Havalimanını yıkıyorlar, alkışlıyor.
Fabrikasını peşkeş çekiyorlar, halay çekiyor.
Madenini yağmalıyorlar, seviniyor.
Toprağını satıyorlar, mutlu.
Memleket istila edilmiş, memnun.
Ekmek askıda, boş baklava, dünkü poğaça, sebze çıkma, ayçiçek yağı bardakla, karpuz dilimle, mazot 25 lira, çeyrek altın alabildiği parayla anca bir kilo hıyar alabiliyor… Dış güçlerin oyunu diyor.
Yüreği insan sevgisiyle dolu Mevlana bile başa çıkamamış bunlarla, “cahille sohbet etmek zordur bilene” demiş, “cahilin yanında kitap gibi sessiz ol” diye nasihat etmiş.
İmam-ı Azam iyiniyetle denemiş ama çaresiz kalmış, “cahillerle yaptığım bütün tartışmaları kaybettim” demiş.
Hacı Bayram Veli, tasavvuf felsefesini filan bir kenara bırakmış, lafı hiç eğip bükmeden gayet net ifade etmiş, “cahilden sakınınız.”
Atasözü bile var zaten…
“Cahile söz anlatmak, deveye hendek atlatmaktan zordur” denir.
Anadolu imbiğinden süzülen benim canım Aşık Veysel gönül gözüyle uyarır, “cahil insan, gül ise de koklama” der, kulağa küpedir.
Ömer Hayyam'a göre “kör cehalet çirkefleştirir insanları.”
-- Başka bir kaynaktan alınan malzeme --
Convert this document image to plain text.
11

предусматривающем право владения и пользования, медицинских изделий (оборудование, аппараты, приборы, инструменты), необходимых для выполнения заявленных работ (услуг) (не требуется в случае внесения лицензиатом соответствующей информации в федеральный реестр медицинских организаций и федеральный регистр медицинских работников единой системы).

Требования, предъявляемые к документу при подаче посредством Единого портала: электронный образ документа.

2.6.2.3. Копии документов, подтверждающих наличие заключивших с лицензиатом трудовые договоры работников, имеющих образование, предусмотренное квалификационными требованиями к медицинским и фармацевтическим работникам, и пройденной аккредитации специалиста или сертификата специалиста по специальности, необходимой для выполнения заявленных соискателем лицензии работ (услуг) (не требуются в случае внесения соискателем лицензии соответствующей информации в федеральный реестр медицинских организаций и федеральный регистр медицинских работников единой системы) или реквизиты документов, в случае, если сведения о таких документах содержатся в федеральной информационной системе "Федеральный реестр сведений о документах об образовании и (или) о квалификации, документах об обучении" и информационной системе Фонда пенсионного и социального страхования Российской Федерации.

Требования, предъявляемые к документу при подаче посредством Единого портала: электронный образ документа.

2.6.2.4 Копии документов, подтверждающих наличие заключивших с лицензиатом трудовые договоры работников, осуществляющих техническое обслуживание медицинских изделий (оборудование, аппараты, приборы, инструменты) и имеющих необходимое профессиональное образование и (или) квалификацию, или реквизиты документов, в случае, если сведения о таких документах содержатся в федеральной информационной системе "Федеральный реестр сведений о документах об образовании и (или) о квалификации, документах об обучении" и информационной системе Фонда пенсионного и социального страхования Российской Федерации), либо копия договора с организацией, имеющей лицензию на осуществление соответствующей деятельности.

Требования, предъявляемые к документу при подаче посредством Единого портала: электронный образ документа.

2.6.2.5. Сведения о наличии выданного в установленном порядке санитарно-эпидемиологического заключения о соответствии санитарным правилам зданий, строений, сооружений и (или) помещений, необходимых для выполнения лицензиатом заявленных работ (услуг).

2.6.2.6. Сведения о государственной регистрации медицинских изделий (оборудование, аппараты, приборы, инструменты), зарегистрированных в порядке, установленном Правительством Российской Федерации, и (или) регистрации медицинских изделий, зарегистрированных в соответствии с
Platon'a göre, “kötülüklerin köküdür.”
Konfüçyüs'e göre, “aklın gecesidir ama, ay'sız yıldız'sız gecedir.”
Montaigne'e göre, “en büyük cezaevi, cahil insanın kafasının içidir.”
Goethe'ye göre, “eyleme geçmiş cehaletten daha korkunç bir şey yoktur.”
Bernard Shaw, hazin bir benzetmeyle izah eder, “hiçbir şey bilmiyor, her şeyi bildiğini sanıyor, bu açıkça siyasi bir kariyere işarettir” der.
Einsten daha hazin özetler, “cehalet ne güzel, her şeyi biliyorsun” der.
Mustafa Kemal Atatürk ise, farklı bir tarif yapar…
“Biz cahil dediğimiz zaman, mektepte okumamış olanları kastetmiyoruz; bizim kastettiğimiz, hakikati bilmektir, toplumun düşmanı cehalettir, en büyük savaş, cehalete karşı yapılan savaştır.”